Cada situación, cada proceso de conflicto, se construye social e históricamente, estando siempre permeado por condiciones de lucha en el mundo productivo, pero a su vez se enriquece y hasta es determinado primariamente, en base a otros antagonismos más o menos difusos y a complejas relaciones de poder12, dando de esta manera un abanico diverso de situaciones que van desde conflictos con claros y evidentes rasgos de antagonismo “clásico” (conflictos de la clase obrera industrial, por ejemplo) hasta otros en donde la superposición y complejidad de antagonismos es más que evidente (ecologismos policlasistas, protestas de las clases medias, movimientos antiglobalizción, por ejemplo). En esta diversidad de situaciones, sin embargo, las condiciones del modo de acumulación serán un componente siempre presente, interactuando dialécticamente con la serie de antagonismos en disputa. Crea, cuanto menos, el marco del conflicto, encaminando las individualidades y su expresión diversa y marcando los límites para un determinado tejido de relaciones materiales, políticas y socioculturales que definirán coacciones sociales que van más allá de las decisiones individuales y que interactúan con estas. Esta dinámica es lo que hace que la novedad sea permanente, sucesiva y recurrente, de tal manera que fijar a un determinado conflicto o movimiento social como nuevo “per se” constituye una herramienta heurísticamente superficial que sólo mira el costado estático de la compleja realidad social.
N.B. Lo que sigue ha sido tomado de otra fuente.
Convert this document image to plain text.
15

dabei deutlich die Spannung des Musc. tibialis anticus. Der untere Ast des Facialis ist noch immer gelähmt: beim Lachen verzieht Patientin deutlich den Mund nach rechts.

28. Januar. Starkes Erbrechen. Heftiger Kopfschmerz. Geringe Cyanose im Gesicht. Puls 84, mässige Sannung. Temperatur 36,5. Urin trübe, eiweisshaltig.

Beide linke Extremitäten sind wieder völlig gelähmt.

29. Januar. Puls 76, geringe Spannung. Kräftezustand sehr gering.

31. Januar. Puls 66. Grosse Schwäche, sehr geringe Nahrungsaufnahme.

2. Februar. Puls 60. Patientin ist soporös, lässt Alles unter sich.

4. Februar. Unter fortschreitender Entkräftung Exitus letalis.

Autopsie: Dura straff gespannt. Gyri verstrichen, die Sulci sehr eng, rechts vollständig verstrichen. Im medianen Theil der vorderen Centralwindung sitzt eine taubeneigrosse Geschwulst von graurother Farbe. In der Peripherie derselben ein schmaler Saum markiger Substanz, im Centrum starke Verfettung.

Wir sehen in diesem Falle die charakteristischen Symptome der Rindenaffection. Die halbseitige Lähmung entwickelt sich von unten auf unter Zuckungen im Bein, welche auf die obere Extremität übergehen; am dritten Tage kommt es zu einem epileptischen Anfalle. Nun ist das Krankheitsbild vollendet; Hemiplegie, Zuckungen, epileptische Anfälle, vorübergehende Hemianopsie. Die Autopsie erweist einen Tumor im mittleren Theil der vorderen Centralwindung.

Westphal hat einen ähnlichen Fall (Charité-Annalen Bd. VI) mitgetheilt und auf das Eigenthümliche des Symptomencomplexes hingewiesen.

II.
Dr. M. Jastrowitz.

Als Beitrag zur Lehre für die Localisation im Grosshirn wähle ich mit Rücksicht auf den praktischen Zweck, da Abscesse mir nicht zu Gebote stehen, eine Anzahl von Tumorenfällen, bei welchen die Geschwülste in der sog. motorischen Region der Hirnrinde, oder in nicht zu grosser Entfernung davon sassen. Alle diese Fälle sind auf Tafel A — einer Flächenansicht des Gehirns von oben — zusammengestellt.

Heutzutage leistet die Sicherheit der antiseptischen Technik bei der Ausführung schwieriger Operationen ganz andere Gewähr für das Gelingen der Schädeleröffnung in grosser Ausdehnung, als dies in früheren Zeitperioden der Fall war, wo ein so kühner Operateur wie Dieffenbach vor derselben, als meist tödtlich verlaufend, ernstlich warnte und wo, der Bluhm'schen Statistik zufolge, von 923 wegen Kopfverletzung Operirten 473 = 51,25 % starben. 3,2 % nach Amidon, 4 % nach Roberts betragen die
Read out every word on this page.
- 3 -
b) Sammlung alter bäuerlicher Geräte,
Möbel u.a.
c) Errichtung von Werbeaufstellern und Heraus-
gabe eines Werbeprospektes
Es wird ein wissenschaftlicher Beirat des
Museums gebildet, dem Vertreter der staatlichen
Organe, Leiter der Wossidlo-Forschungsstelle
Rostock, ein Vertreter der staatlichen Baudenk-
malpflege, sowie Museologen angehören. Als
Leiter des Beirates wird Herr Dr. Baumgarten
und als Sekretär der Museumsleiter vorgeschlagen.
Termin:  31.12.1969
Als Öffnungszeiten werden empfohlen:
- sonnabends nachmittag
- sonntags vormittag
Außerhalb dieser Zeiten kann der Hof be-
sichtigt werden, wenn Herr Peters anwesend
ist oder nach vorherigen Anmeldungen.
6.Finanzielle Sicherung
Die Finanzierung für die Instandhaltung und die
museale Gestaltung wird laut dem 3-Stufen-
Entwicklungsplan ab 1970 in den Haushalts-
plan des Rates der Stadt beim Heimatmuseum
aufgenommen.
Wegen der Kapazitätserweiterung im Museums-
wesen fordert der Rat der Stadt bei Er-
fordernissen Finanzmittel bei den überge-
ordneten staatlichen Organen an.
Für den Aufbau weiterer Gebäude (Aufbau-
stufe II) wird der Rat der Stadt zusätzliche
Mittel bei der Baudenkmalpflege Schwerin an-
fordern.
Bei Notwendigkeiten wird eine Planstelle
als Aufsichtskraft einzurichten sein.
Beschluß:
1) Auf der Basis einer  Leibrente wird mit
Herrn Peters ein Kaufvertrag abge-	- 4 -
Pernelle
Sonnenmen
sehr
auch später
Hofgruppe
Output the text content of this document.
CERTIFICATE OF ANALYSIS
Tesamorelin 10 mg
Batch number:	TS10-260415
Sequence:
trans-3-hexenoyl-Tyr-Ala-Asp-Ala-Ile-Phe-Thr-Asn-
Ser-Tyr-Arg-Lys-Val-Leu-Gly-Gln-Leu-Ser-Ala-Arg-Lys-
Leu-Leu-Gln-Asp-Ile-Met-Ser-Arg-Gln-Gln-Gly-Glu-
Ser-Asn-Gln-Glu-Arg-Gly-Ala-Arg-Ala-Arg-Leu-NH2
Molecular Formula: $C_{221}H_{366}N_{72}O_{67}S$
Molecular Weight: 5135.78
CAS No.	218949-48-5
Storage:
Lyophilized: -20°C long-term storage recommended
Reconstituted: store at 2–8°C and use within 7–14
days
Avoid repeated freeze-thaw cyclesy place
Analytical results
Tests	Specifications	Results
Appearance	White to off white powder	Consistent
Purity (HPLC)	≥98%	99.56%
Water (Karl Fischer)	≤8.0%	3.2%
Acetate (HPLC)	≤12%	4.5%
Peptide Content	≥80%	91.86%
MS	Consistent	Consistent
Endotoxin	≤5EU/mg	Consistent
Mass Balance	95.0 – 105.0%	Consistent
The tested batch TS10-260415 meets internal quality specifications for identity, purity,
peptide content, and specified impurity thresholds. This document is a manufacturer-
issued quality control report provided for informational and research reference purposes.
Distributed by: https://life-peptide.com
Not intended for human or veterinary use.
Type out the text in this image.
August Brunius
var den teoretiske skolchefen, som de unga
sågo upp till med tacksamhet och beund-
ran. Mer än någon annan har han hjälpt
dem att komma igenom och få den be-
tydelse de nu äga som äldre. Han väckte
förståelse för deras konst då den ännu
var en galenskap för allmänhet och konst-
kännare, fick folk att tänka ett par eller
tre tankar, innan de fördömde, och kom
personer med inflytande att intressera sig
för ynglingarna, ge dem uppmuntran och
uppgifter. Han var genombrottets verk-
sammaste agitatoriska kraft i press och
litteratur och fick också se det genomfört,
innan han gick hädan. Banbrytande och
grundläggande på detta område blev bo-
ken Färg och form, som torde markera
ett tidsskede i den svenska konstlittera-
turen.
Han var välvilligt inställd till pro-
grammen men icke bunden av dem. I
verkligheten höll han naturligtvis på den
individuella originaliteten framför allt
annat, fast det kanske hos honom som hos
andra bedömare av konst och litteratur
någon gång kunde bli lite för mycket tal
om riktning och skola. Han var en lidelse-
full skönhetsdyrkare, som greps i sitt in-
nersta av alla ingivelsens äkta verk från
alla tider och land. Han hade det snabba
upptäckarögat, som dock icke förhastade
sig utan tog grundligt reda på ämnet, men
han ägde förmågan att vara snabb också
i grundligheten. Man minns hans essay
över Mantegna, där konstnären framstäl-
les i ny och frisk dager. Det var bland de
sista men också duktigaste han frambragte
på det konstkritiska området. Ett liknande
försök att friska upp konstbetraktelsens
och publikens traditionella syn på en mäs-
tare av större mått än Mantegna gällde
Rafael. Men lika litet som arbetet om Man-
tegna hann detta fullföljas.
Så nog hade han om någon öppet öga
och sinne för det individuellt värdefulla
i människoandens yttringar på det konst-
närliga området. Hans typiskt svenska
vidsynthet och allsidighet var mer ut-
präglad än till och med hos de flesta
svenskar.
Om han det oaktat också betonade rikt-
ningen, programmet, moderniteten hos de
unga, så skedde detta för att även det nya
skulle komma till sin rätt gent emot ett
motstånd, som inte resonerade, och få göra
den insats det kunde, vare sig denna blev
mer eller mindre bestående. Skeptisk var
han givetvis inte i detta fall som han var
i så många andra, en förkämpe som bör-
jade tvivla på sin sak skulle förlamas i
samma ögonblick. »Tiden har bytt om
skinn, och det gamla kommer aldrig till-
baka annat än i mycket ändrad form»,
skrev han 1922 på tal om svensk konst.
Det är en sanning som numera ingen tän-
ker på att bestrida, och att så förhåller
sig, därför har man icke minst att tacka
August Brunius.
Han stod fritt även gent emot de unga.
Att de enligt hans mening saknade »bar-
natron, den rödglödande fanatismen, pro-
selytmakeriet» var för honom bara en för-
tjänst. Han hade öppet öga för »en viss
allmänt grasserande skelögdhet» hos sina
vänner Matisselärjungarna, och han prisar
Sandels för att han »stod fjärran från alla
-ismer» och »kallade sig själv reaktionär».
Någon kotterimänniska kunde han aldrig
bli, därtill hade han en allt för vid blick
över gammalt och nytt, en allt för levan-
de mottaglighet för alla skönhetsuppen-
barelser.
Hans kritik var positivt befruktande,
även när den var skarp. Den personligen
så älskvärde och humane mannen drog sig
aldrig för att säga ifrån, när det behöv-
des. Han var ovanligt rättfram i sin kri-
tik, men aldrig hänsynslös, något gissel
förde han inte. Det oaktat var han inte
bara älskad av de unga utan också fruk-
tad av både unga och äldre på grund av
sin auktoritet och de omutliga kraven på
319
Los conflictos sociales entonces sólo podrán entenderse en este entramado complejo y dialéctico, y en razón de sus procesos de construcción sociohistóricos. Esto significa abandonar definitivamente cualquier intento de monismo teórico-metodológico para ser reemplazado por una primacía de las relaciones, de relaciones dialécticas, descartando así también la simple trama de relaciones sistémicas sin jerarquías. Sólo un proceso de conocimiento basado en la comprensión y explicación de las relaciones dialécticas asentadas en la presencia de antagonismos nos permitirá superar los reduccionismos dominantes.